Attendees at this year's ShopTalk conference in Las Vegas had the chance to hear what two of the country's leading sportswear and sporting goods retailers, Nike Inc. and Dick's Sporting Goods Inc., are doing when it comes to customer personalization.
Nike Live raises the bar
In July, Nike raised the bar with its first Nike Live store in Los Angeles, which offers digital experiences in a physical retail environment.
"We have to create both a digital and physical experience for them," said Michael Martin, vice president of digital products at Nike in describing Nike Live to interviewer Deborah Weinsing, president and CEO of Coresight Research.

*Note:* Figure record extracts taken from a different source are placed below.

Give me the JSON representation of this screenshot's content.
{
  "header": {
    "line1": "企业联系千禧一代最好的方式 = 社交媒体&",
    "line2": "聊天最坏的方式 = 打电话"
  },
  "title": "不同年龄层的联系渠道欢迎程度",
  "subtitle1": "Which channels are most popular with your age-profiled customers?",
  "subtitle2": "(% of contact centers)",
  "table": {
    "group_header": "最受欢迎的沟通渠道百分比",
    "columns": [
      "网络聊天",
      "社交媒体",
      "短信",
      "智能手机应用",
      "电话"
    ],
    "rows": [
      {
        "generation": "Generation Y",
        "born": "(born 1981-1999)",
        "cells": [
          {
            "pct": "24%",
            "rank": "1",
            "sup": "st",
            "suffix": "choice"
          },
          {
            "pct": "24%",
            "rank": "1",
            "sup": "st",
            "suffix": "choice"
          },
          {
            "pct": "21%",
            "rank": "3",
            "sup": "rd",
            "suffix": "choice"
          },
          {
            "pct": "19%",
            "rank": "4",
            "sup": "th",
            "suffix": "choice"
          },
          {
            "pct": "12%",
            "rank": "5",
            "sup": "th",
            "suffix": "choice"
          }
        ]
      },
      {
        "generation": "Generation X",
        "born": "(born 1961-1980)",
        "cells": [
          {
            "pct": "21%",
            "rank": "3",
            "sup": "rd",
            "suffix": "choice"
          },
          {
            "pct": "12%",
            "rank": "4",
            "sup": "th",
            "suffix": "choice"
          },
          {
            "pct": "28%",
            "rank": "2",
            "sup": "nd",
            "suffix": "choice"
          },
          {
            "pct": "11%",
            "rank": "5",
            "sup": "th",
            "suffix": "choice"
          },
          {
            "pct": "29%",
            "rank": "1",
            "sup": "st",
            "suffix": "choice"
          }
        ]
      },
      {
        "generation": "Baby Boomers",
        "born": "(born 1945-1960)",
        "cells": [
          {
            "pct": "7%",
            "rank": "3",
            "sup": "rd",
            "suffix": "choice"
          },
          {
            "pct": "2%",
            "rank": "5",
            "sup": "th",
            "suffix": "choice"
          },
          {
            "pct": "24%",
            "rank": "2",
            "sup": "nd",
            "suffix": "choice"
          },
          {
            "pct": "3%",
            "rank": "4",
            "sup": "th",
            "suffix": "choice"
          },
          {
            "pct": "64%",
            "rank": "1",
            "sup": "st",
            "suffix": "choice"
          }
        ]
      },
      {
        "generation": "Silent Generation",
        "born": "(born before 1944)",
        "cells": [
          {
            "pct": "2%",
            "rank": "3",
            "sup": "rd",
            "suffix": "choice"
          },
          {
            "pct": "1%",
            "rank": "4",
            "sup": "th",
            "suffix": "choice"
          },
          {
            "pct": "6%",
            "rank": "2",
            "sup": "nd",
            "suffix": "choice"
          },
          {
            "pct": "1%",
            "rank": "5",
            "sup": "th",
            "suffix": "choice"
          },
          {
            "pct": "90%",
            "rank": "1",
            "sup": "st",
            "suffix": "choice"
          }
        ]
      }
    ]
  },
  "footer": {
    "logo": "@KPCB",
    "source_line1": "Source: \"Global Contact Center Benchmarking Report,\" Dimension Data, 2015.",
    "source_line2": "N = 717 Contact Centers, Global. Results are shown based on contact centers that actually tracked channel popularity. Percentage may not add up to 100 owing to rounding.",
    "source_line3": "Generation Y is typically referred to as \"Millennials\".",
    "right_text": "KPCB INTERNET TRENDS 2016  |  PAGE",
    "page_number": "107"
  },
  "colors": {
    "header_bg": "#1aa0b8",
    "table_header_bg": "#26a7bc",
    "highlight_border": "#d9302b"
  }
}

The store, according to a Forbes article, is using data from online purchases to determine the location for the store and its product assortment. Customers, using a Nike app, can reserve an item for pickup at a locker in the store. They can also scan codes on products in the store to check product information and availability.
Martin said Nike selected the store's location based on its proximity to its customers using a process known as a "digital ecosystem." A digital ecosystem, according to Wikipedia, is "a distributed, adaptive, open socio-technical system" that allows self-organization, scalability and sustainability.
The scalability aspect, Martin said, is critical as scalable digital platforms provide a way to get to know customers better.
Digital initiatives support customization
Such digital initiatives are key to the company's customization efforts, which Nike views as crucial to success.
For example, the Nike Run Club app lets users track their exercise, access coaching insight and join with fellow runners, according to the company website, while a training club app offers 185 workouts and audio and visual guidance and goals.
These apps allow Nike to engage with customers worldwide, despite the fact that sports differ among nations and groups, Martin said.
Nike has even been able to create a shoe customized to a specific consumer community, Martin said. One such shoe that sold out in its targeted community managed to gain a worldwide following, he said.
Dick's Sporting Goods enters the fray
Dick's Sporting Goods, meanwhile, is also undergoing a digital transformation, said Vidya Jwala, chief e-commerce and supply chain officer. The company recently introduced an online concierge service with landing pages rich in content and imagery to allow athletes to find products in an enjoyable manner.
When interviewer Krystina Gustafson, vice president of Shoptalk, raised a question about pure play e-commerce versus legacy retailers, Jwala didn't hesitate to state that the legacy retailer's infrastructure gives the means to get products to customers faster, despite having higher overhead costs. The physical stores also provide a tool for building communities with their customers, he said.
Looking to the future, Jwala said he is optimistic about artificial intelligence, partly because it will enable the company to give customers more accurate delivery dates, as well as being able to better optimize inventory and customer recommendations.
The technology he is most excited about, however, is blockchain. Jwala said it will come into its own once it undergoes the cleansing process that all established technologies go through, such as dotcom technology providers in the 1990s.
The challenge of selecting a technology provider is especially tough when it comes to deploying technologies, he noted, as it underscores the importance of the retailer's own technology capabilities.